Domino Perez, president of the Faculty Council, said the council had no official comment but she awaits a response from Hartzell on the plan.
Patrick crusaded last summer against critical race theory in K-12 schools. He said it teaches that “one race is better than another and that someone, by virtue of their race or sex, is innately racist, oppressive or sexist.” Academic experts have said that interpretation is a misrepresentation of critical race theory.
Last year, Gov. Greg Abbott signed two laws that dictate how teachers can discuss race in the classroom.
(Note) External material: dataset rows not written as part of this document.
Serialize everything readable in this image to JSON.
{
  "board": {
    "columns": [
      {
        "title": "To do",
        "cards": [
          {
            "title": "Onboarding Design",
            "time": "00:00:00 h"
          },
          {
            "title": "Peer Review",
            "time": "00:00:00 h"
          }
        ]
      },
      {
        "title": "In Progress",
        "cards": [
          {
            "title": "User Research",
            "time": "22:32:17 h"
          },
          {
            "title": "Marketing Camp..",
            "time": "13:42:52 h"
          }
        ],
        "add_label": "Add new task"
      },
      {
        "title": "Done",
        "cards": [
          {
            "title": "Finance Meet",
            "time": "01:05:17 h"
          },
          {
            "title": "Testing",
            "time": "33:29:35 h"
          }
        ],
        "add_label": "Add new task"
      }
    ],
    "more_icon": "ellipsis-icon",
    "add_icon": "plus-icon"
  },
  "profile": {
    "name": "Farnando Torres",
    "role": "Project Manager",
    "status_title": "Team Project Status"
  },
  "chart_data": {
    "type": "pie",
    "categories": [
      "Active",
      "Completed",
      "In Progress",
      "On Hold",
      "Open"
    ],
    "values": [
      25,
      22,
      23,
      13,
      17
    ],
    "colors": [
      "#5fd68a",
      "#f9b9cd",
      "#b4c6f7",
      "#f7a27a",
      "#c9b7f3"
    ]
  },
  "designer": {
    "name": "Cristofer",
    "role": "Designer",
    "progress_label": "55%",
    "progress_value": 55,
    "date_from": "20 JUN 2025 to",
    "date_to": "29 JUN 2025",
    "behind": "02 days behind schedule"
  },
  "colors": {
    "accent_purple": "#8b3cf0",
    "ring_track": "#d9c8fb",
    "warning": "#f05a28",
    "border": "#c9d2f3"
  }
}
While neither used the phrase “critical race theory,” lawmakers who supported the measures characterized the legislation as anti-critical race theory.
Senate Bill 3 states a “teacher may not be compelled to discuss a widely debated and currently controversial issue of public policy or social affairs.” The law doesn’t define what a controversial issue is. If teachers discuss these topics, they must “explore that topic objectively and in a manner free from political bias.”
The law also has provisions for teaching about the history of slavery in America, including that slavery cannot be taught as contributing to the “true founding of the United States” and that “with respect to their relationship to American values, slavery and racism are anything other than deviations from, betrayals of, or failures to live up to the authentic founding principles of the United States, which include liberty and equality.”